OpenStackDeployment Admission Controller

The CustomResourceDefinition resource in Kubernetes uses the OpenAPI Specification version 2 to specify the schema of the resource defined. The Kubernetes API outright rejects the resources that do not pass this schema validation.

The language of the schema, however, is not expressive enough to define a specific validation logic that may be needed for a given resource. For this purpose, Kubernetes enables the extension of its API with Dynamic Admission Control.

For the OpenStackDeployment (OsDpl) CR the ValidatingAdmissionWebhook is a natural choice. It is deployed as part of OpenStack Controller by default and performs specific extended validations when an OsDpl CR is created or updated.

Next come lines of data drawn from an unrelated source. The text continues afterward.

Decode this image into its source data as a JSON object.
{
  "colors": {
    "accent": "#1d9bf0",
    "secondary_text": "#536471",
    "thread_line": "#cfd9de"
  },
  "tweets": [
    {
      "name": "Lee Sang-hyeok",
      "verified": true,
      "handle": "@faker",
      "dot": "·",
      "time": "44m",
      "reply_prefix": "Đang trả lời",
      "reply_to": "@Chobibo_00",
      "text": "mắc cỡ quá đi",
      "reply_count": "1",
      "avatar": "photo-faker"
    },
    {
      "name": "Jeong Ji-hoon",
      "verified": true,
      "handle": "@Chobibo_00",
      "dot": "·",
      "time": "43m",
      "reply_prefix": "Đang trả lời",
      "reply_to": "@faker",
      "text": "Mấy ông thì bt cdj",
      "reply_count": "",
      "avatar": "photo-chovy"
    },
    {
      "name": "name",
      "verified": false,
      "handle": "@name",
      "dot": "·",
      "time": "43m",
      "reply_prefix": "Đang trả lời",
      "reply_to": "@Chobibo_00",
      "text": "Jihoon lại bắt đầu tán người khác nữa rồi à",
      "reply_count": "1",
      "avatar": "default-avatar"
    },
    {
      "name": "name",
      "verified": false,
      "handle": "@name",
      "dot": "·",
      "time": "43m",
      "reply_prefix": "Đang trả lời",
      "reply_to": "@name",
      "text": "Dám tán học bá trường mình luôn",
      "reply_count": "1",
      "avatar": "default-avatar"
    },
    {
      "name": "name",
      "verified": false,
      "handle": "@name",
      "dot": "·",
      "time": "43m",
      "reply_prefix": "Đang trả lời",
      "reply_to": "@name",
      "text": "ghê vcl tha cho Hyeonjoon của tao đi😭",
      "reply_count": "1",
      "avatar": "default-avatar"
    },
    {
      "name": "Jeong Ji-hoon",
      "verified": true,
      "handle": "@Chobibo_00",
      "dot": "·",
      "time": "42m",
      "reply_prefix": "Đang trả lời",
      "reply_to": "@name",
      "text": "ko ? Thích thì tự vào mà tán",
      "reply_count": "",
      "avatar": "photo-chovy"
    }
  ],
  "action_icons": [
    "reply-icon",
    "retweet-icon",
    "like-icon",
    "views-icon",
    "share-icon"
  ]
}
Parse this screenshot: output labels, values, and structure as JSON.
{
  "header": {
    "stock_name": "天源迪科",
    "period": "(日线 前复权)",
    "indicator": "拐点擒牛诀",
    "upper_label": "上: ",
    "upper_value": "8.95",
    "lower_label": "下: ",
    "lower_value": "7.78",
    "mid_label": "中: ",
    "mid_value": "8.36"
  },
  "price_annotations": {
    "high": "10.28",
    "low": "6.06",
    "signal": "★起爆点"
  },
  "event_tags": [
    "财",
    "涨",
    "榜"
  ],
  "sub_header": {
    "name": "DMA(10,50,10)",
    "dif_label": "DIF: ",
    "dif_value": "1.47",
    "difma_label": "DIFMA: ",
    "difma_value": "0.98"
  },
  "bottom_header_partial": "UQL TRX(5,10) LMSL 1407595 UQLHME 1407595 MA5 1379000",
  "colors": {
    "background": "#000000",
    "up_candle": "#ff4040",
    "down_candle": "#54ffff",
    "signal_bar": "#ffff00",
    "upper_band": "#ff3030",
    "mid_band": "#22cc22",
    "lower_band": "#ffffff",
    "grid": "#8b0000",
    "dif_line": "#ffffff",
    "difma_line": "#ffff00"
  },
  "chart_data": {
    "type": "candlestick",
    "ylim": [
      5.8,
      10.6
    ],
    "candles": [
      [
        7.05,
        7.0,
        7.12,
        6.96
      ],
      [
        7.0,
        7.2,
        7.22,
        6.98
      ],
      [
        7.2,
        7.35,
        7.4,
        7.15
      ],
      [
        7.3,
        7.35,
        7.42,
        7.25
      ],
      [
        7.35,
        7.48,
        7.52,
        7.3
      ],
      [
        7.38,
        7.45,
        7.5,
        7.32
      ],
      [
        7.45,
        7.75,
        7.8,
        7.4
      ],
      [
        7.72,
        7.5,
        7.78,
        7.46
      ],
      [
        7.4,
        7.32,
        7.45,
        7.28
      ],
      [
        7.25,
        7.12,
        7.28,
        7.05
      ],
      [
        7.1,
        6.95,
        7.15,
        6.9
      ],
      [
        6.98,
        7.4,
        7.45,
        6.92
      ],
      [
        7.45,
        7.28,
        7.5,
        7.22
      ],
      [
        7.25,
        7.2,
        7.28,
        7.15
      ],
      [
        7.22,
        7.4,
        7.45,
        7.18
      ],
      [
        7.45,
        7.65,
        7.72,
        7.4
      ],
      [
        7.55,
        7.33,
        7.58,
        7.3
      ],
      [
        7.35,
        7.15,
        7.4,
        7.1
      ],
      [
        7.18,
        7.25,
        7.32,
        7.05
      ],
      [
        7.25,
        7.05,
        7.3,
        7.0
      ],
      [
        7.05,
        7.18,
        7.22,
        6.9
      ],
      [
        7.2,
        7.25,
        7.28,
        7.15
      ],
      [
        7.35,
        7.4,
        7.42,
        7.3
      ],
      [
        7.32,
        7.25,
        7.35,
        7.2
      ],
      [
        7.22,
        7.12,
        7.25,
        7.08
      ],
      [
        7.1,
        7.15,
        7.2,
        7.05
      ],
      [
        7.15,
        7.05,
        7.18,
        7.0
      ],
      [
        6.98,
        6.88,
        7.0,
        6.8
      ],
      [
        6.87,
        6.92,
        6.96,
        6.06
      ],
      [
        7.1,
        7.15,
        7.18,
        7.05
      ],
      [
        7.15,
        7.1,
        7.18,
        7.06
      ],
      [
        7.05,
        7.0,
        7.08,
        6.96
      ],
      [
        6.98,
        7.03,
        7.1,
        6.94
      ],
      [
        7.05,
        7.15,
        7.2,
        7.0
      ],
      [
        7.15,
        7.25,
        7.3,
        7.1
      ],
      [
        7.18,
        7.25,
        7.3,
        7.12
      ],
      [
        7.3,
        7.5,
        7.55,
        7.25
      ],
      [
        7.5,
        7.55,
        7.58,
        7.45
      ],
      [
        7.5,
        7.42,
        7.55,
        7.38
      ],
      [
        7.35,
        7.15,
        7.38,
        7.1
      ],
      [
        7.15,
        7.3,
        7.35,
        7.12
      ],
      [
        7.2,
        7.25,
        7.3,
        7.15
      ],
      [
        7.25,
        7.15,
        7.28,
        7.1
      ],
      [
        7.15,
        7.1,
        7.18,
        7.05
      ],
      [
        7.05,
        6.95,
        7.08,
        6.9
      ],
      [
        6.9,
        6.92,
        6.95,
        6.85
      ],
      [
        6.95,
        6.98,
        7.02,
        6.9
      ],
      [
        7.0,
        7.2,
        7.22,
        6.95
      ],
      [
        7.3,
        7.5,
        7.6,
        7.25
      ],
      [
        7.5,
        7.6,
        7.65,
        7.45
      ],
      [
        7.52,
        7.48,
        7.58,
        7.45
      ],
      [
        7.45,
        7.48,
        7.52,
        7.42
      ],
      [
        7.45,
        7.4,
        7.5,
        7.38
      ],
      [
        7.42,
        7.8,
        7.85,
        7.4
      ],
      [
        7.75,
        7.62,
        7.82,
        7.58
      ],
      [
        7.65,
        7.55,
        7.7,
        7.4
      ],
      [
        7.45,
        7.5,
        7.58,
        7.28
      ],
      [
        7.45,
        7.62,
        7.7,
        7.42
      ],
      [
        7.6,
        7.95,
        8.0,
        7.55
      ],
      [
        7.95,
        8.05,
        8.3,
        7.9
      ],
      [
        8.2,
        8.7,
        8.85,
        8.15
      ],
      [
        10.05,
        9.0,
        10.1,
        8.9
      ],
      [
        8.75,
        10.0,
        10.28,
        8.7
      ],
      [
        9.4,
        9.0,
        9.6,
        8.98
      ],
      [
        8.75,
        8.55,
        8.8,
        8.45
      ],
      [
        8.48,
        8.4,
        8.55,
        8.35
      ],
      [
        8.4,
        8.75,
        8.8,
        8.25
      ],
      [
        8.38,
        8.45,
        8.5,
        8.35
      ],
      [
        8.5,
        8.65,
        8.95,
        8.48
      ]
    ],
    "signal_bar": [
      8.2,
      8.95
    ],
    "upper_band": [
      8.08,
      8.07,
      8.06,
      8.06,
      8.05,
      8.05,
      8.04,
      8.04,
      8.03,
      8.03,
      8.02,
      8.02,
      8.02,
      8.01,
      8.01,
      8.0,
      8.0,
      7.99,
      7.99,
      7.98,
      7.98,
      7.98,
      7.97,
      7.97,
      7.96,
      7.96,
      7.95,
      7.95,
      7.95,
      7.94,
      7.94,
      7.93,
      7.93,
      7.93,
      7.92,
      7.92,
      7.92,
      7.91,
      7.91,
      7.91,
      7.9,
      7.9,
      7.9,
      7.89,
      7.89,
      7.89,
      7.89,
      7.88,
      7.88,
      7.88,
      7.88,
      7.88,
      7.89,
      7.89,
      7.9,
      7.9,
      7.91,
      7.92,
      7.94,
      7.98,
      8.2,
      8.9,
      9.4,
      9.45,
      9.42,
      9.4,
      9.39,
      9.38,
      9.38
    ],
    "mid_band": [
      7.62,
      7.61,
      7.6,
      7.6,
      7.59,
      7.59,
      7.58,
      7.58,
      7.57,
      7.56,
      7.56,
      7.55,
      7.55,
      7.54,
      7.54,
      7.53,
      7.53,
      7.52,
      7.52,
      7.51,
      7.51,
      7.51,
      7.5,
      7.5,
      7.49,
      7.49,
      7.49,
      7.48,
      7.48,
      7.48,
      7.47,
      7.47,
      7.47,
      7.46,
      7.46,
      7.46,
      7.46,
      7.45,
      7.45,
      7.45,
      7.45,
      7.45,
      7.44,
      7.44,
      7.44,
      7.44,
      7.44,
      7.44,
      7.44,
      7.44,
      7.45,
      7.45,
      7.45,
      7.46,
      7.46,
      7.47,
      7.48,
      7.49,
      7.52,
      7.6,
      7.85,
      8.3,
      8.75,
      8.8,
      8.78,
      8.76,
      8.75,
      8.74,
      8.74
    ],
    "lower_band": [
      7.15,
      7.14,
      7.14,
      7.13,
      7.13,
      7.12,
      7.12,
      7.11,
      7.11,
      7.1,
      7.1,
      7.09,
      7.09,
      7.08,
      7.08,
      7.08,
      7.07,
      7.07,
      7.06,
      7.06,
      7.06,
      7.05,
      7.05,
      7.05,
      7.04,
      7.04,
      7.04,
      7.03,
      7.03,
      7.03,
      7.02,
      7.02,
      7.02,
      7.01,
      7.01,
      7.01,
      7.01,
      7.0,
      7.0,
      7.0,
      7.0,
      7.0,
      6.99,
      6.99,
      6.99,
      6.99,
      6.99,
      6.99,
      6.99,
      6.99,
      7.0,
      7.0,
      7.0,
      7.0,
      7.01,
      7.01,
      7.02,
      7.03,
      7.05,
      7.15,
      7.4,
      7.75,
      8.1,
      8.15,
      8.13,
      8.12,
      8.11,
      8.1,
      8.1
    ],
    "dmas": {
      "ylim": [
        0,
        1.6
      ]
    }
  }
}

The inexhaustive list of additional validations includes:

  • Deny the OpenStack version downgrade

  • Deny the OpenStack version skip-level upgrade

  • Deny the OpenStack master version deployment

  • Deny upgrade to the OpenStack master version

  • Deny upgrade if any part of an OsDpl CR specification changes along with the OpenStack version

Under specific circumstances, it may be viable to disable the Admission Controller, for example, when you attempt to deploy or upgrade to the master version of OpenStack.


Mirantis does not support MOSK deployments performed without the OpenStackDeployment Admission Controller enabled. Disabling of the OpenStackDeployment Admission Controller is only allowed in staging non-production environments.

To disable the Admission Controller, ensure that the following structures and values are present in the openstack-controller HelmBundle resource:

kind: HelmBundle
  name: openstack-operator
  namespace: osh-system
  - name: openstack-operator
        enabled: false

At that point, all safeguards except for those expressed by the CR definition are disabled.